Am 09.09.19 um 18:20 schrieb Christo Crause:
I ran the compiler test suite for the avr-embedded target to see how a modification I made impacts things.  There are however so many compilation failures (over 1100) due to unsupported features (floating point support, sysutils, variants, classes etc.) that it is difficult to spot relevant failures.  Filtering out floating point testing can be done by checking  for the FPUNONE definition. I'm not sure whether it is possible to filter out tests for other features, particularly functionality that maps to a runtime error if EXCLUDE_COMPLEX_PROCS is defined.  I can scan through all the tests searching for floating point types and ifdef the floating point code using ifndef FPUNONE.  Other tests involving unsupported keywords/units can be skipped by adding %SKIPCPU=AVR to these tests, but this is in my mind not a future proof way of filtering functionality to test. > I also want to add timeouts (say 60s) for the more intensive tests such as test/tindex.pp.  Some tests may require reducing the test space so that a simulator can complete the tests in a reasonable time, i.e. test/cg/tmoddiv2.pp performs several sets of 20000 random tests, but takes an enormous amount of time to run through a simulator.  Obviously this is an important test to prove correctness of integer math, but I would like to reduce the loop count to 200 for AVR so that the test can complete in about a minute or two.

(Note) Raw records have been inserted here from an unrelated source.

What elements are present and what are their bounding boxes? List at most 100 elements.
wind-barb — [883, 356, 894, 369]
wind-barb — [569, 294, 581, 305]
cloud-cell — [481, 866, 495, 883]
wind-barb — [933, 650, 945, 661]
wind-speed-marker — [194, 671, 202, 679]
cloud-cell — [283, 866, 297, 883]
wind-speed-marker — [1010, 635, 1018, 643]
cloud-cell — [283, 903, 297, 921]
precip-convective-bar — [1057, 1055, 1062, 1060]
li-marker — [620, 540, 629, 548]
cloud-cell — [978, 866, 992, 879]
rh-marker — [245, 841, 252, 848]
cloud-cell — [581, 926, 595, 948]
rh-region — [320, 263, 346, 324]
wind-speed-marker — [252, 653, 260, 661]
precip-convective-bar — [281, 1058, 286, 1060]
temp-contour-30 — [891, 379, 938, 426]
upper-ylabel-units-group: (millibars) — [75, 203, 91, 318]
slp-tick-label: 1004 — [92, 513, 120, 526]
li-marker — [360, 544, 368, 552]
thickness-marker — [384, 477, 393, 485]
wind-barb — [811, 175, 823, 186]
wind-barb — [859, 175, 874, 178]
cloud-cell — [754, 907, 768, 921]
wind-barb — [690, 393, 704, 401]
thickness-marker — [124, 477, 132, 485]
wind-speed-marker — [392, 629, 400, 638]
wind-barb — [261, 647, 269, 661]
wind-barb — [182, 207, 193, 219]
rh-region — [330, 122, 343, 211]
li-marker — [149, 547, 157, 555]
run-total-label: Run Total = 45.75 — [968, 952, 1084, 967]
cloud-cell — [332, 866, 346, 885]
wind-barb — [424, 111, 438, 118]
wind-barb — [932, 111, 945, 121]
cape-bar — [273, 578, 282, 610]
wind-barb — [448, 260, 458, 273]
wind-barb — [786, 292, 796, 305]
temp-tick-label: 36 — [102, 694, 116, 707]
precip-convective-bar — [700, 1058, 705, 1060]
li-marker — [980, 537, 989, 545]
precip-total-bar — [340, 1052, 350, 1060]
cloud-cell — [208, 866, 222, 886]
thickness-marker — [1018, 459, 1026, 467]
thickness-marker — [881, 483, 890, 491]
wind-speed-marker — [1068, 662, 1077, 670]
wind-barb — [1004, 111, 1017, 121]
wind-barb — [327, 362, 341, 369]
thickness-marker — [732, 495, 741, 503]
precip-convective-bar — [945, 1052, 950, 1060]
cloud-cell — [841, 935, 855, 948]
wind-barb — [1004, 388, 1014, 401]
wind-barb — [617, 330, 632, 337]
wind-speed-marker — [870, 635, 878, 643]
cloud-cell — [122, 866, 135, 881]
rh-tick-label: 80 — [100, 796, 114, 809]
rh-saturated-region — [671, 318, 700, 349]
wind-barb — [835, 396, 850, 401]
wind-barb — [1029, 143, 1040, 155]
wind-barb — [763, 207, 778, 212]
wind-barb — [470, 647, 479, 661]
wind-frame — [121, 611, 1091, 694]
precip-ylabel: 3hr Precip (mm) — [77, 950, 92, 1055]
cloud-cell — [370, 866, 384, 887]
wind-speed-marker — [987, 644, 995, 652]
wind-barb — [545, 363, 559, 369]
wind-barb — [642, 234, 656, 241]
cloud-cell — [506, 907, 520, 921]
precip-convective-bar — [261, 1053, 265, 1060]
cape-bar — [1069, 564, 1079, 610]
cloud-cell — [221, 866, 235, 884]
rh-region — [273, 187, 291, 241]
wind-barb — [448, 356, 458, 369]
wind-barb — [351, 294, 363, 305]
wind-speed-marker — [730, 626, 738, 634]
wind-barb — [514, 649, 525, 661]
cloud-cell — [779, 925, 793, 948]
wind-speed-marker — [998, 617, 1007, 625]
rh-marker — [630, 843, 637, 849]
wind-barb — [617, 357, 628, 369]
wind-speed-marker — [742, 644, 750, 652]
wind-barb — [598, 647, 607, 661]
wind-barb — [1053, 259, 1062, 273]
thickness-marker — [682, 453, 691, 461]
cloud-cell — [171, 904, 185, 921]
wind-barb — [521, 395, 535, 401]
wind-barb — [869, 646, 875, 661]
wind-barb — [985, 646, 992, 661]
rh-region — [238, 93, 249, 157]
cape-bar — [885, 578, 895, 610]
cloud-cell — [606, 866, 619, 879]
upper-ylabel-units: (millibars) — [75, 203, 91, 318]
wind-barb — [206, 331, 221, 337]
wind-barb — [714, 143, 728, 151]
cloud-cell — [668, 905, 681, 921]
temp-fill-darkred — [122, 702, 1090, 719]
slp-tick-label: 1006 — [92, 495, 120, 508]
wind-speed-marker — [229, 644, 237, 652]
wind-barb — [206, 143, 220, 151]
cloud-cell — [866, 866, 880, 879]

This is fine. But just reduce the loops for 8 Bit CPUs. It is most likely that they are slow. A timeout is imo not a good idea. Better reduce the number of iterations.


Does anyone have better ideas on how to filter out tests for unsupported features that will be future proof (i.e. if functionality is added to AVR then the relevant tests would automatically be active)?

Not really, I think the only clean way is to check for the appropriate feature flags.


Would these kind of modifications be accepted into trunk (at least in principle)? I'll create a git repository for this work.

The feature based ones imo yes as well as the reduction of loops for small CPUs.